O uso da inteligência artificial (IA) no Brasil e no mundo não é novidade, já incorporado à vida cotidiana da sociedade. Está presente nos aplicativos para celulares, na televisão Smart, nos assistentes pessoais e casas inteligentes e até no computador, quando acessamos sistemas de busca, com algoritmos de recomendação e relevância.
Recentemente, tem ganhado ainda mais enfoque o uso da IA no Brasil e no mundo, sobretudo em face da revolução dessa tecnologia, com criação dos modelos de linguagem de grande porte (do inglês, Large Language Models – LLM), que são os algoritmos avançados de inteligência artificial projetados par compreender e gerar texto em linguagem natural, como o GPT (Generative Pre-trained Transformer).
A questão que surge, com o avanço dessa tecnologia, é que muito tem que se ganhar, com grande potencial de inovação e desenvolvimento, mas também existem grandes riscos no uso da inteligência artificial.
Entre os riscos inerentes ao uso da inteligência artificial, importante destacar a possibilidade de seu uso para:
- Discriminação;
- Exclusão de acesso a bens e serviços à grupos historicamente marginalizados;
- Manipulação de opiniões e de discursos políticos;
- Disseminação de discurso de ódio e desinformação;
- Manipulação de conteúdo audiovisual que não permita diferenciar a realidade da ficção, com criação de conteúdos ultrarrealistas que facilite fraudes ou gere danos à imagem e a honra;
- Precarização do trabalho, com a redução massiva da força de trabalho sem o incentivo à capacitação e valorização do ser humano, além do impacto de decisões algorítmicas no mundo do trabalho.
Portanto, a criação de um marco regulatório no uso da IA no Brasil e no mundo é urgente, com danos reais na sociedade já experimentados cotidianamente, cabendo citar a utilização desenfreada do deepfake, que atualmente tem permitido a burla de sistemas de biometria, afetando a segurança biométrica, e ainda mais gravoso, sendo usado como instrumento de chantagem, manipulação e disseminação de fake news.
A IA afeta a todos.

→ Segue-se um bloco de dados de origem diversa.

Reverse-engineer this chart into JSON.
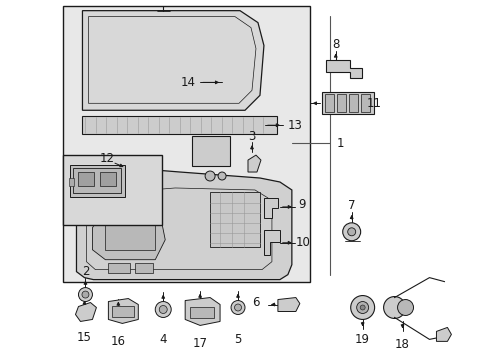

Afeta o cenário político, afeta a economia, os indivíduos no cenário nacional e internacional, e pode também afetar a própria integridade física e mental de grupos mais vulneráveis, como crianças, adolescentes e idosos.
Era mais do que necessário, assim, a implementação de um modelo de regulação para definir balizas que devem ser observadas no uso da IA no Brasil, evitando retrocessos e prejuízos à sociedade.
Nesse cenário, surgiram várias propostas legislativas no Congresso Nacional, tanto na Câmara dos Deputados como no Senado Federal, com proposta mais robusta que foi direcionada como Projeto de Lei nº 2.338, de relatoria do Senador Rodrigo Pacheco (PSD/MG), com a criação da Comissão Temporária Interna sobre Inteligência Artificial no Brasil – CTIA, em 15/02/23, após relatório final aprovado pela Comissão de Juristas responsável por elaborar o substitutivo sobre Inteligência Artificial no Brasil.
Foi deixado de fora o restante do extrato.